En outre, l’étude de la SSEE a le mérite d’identifier les 5 secteurs où le retour sur investissement de la dépense publique est particulièrement fort : construction d’infrastructures peu émettrices, éducation, formation professionnelle, investissement dans le capital naturel, et recherche et développement verte. C’est donc vers ce type d’investissements que les plans de relance doivent être orientés pour jouer efficacement leur rôle

En France, plusieurs secteurs ont été identifiés, notamment par I4CE, comme prioritaires pour accélérer la transition écologique tout en créant de l’emploi. La priorité n’est pas d’élaborer de nouveaux projets, mais d’accélérer la réalisation de projets déjà existants, bien définis, comme ceux proposés dans la Stratégie nationale bas carbone (SNBC). Cela permettrait de rattraper notre retard sur la réalisation de nos objectifs environnementaux.

La forte augmentation des dépenses publiques, qui a été nécessaire ces derniers mois pour sauvegarder le tissu productif et préserver le revenu des ménages mis en danger par la crise, a pour conséquence que l’État verra dans l’avenir proche sa contrainte budgétaire se resserrer, et ses marges de manœuvre pour financer les dépenses de la transition écologique devenir plus étroites.

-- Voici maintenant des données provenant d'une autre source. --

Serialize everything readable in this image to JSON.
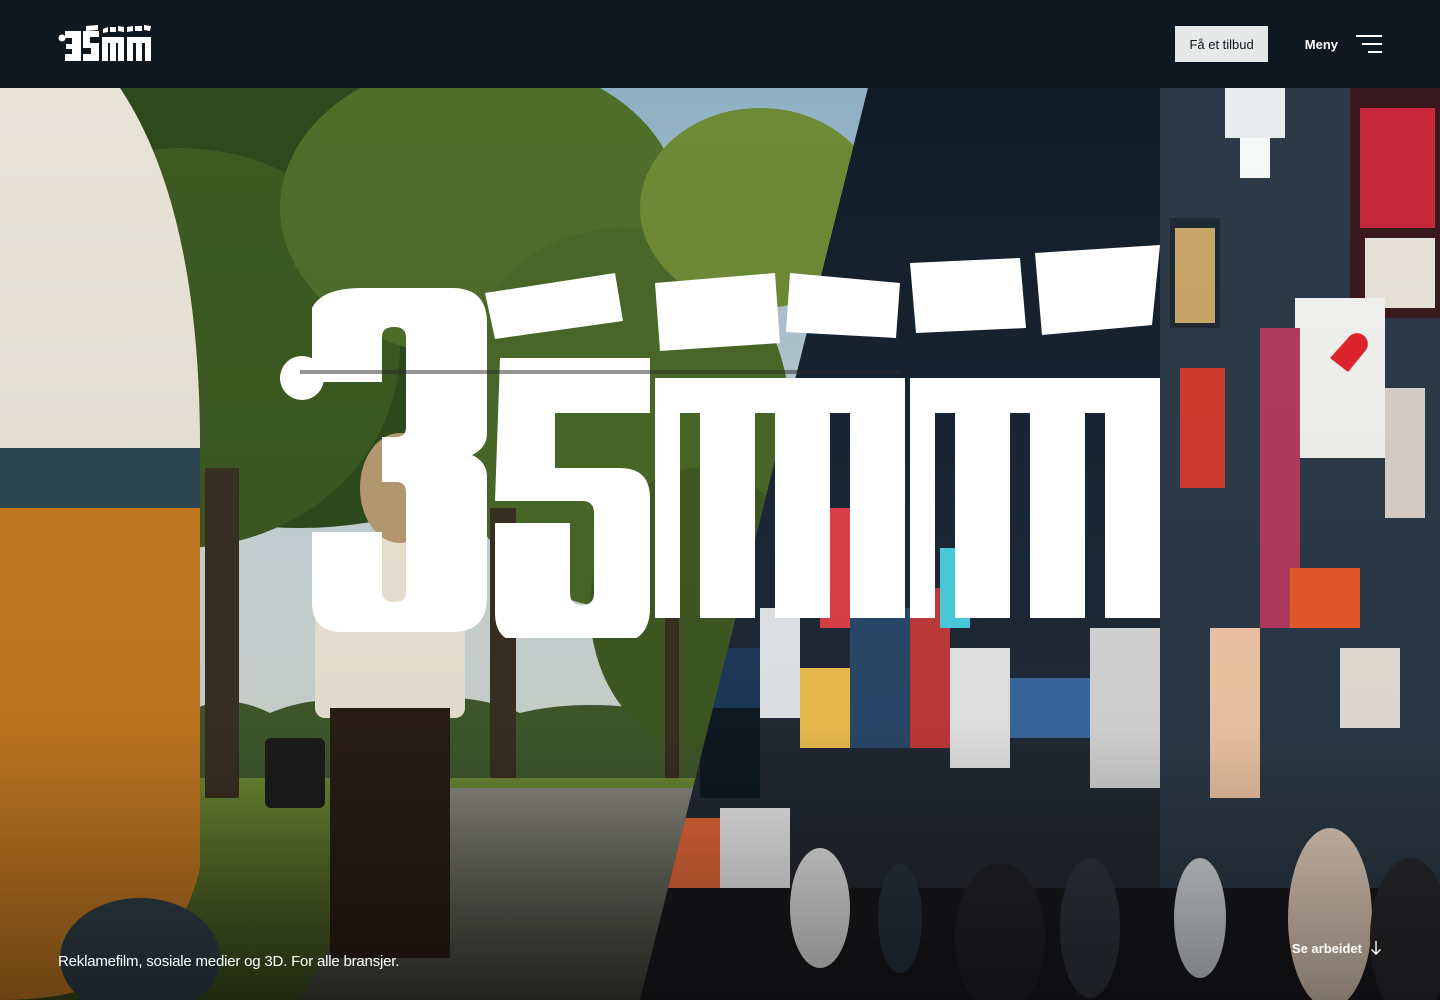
{
  "header": {
    "logo_text": "35MM",
    "cta_label": "Få et tilbud",
    "menu_label": "Meny"
  },
  "hero": {
    "logo_text": "35MM",
    "tagline": "Reklamefilm, sosiale medier og 3D. For alle bransjer.",
    "see_work_label": "Se arbeidet"
  },
  "colors": {
    "header_bg": "#0f1820",
    "cta_bg": "#e6e9e7",
    "text": "#ffffff"
  },
  "icons": {
    "menu": "hamburger-icon",
    "see_work": "arrow-down-icon"
  }
}
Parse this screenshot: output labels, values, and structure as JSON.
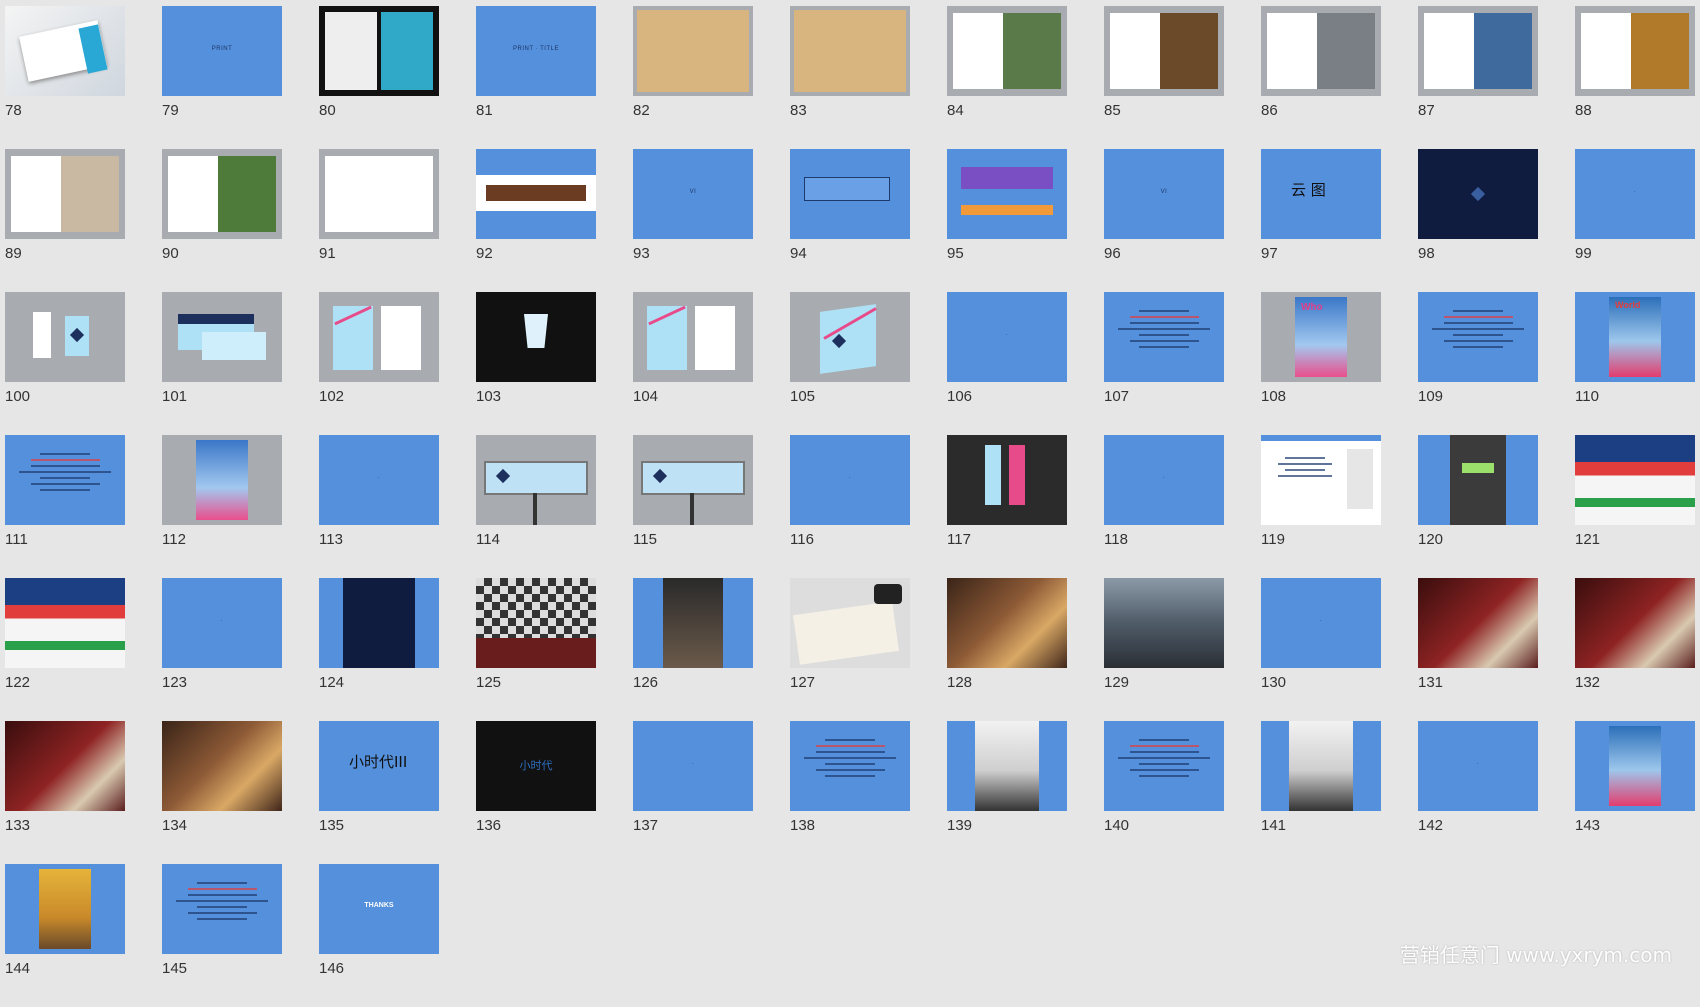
{
  "slides": [
    {
      "num": "78",
      "kind": "magazine"
    },
    {
      "num": "79",
      "kind": "blue-title",
      "text": "PRINT"
    },
    {
      "num": "80",
      "kind": "magazine-dark"
    },
    {
      "num": "81",
      "kind": "blue-title",
      "text": "PRINT · TITLE"
    },
    {
      "num": "82",
      "kind": "kraft"
    },
    {
      "num": "83",
      "kind": "kraft"
    },
    {
      "num": "84",
      "kind": "book-photo",
      "tone": "#5b7a4a"
    },
    {
      "num": "85",
      "kind": "book-photo",
      "tone": "#6b4a2a"
    },
    {
      "num": "86",
      "kind": "book-photo",
      "tone": "#7a7f86"
    },
    {
      "num": "87",
      "kind": "book-photo",
      "tone": "#3e6a9e"
    },
    {
      "num": "88",
      "kind": "book-photo",
      "tone": "#b07a2a"
    },
    {
      "num": "89",
      "kind": "book-photo",
      "tone": "#c9b9a3"
    },
    {
      "num": "90",
      "kind": "book-photo",
      "tone": "#4e7a3a"
    },
    {
      "num": "91",
      "kind": "book-blank"
    },
    {
      "num": "92",
      "kind": "leather"
    },
    {
      "num": "93",
      "kind": "blue-title",
      "text": "VI"
    },
    {
      "num": "94",
      "kind": "blue-box"
    },
    {
      "num": "95",
      "kind": "blue-box-color"
    },
    {
      "num": "96",
      "kind": "blue-title",
      "text": "VI"
    },
    {
      "num": "97",
      "kind": "cn-logo",
      "text": "云 图"
    },
    {
      "num": "98",
      "kind": "navy"
    },
    {
      "num": "99",
      "kind": "blue-title",
      "text": "·"
    },
    {
      "num": "100",
      "kind": "grey-cards"
    },
    {
      "num": "101",
      "kind": "grey-envelope"
    },
    {
      "num": "102",
      "kind": "grey-folders"
    },
    {
      "num": "103",
      "kind": "dark-cup"
    },
    {
      "num": "104",
      "kind": "grey-folders"
    },
    {
      "num": "105",
      "kind": "grey-bag"
    },
    {
      "num": "106",
      "kind": "blue-title",
      "text": "·"
    },
    {
      "num": "107",
      "kind": "blue-lines"
    },
    {
      "num": "108",
      "kind": "grey-poster",
      "text": "Who"
    },
    {
      "num": "109",
      "kind": "blue-lines"
    },
    {
      "num": "110",
      "kind": "blue-poster",
      "text": "World"
    },
    {
      "num": "111",
      "kind": "blue-lines"
    },
    {
      "num": "112",
      "kind": "grey-poster",
      "text": ""
    },
    {
      "num": "113",
      "kind": "blue-title",
      "text": "·"
    },
    {
      "num": "114",
      "kind": "billboard"
    },
    {
      "num": "115",
      "kind": "billboard"
    },
    {
      "num": "116",
      "kind": "blue-title",
      "text": "·"
    },
    {
      "num": "117",
      "kind": "dark-banners"
    },
    {
      "num": "118",
      "kind": "blue-title",
      "text": "·"
    },
    {
      "num": "119",
      "kind": "web"
    },
    {
      "num": "120",
      "kind": "phone"
    },
    {
      "num": "121",
      "kind": "web-ad"
    },
    {
      "num": "122",
      "kind": "web-ad"
    },
    {
      "num": "123",
      "kind": "blue-title",
      "text": "·"
    },
    {
      "num": "124",
      "kind": "blue-navy-strip"
    },
    {
      "num": "125",
      "kind": "interior-checker"
    },
    {
      "num": "126",
      "kind": "blue-photo-center"
    },
    {
      "num": "127",
      "kind": "book-camera"
    },
    {
      "num": "128",
      "kind": "warm-photo"
    },
    {
      "num": "129",
      "kind": "city-photo"
    },
    {
      "num": "130",
      "kind": "blue-title",
      "text": "·"
    },
    {
      "num": "131",
      "kind": "red-photo"
    },
    {
      "num": "132",
      "kind": "red-photo"
    },
    {
      "num": "133",
      "kind": "red-photo"
    },
    {
      "num": "134",
      "kind": "warm-photo"
    },
    {
      "num": "135",
      "kind": "cn-logo",
      "text": "小时代III"
    },
    {
      "num": "136",
      "kind": "dark-cn",
      "text": "小时代"
    },
    {
      "num": "137",
      "kind": "blue-title",
      "text": "·"
    },
    {
      "num": "138",
      "kind": "blue-lines"
    },
    {
      "num": "139",
      "kind": "blue-person"
    },
    {
      "num": "140",
      "kind": "blue-lines"
    },
    {
      "num": "141",
      "kind": "blue-person"
    },
    {
      "num": "142",
      "kind": "blue-title",
      "text": "·"
    },
    {
      "num": "143",
      "kind": "blue-poster",
      "text": ""
    },
    {
      "num": "144",
      "kind": "blue-yellow-poster"
    },
    {
      "num": "145",
      "kind": "blue-lines"
    },
    {
      "num": "146",
      "kind": "thanks",
      "text": "THANKS"
    }
  ],
  "watermark": "营销任意门 www.yxrym.com",
  "colors": {
    "background": "#e6e6e6",
    "slide_blue": "#5590dc",
    "navy": "#0f1c3f"
  }
}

C’est pourquoi, celles-ci doivent être choisies selon des critères bien définis : seuls les projets mûrs, capables de jouer un rôle immédiat de relance de l’activité et de création d’emplois, devraient être retenus et entrepris. À long terme, ces projets ne devraient pas non plus entraîner d’effets d’éviction au détriment d’autres projets plus performants, aux rendements économique et social plus forts.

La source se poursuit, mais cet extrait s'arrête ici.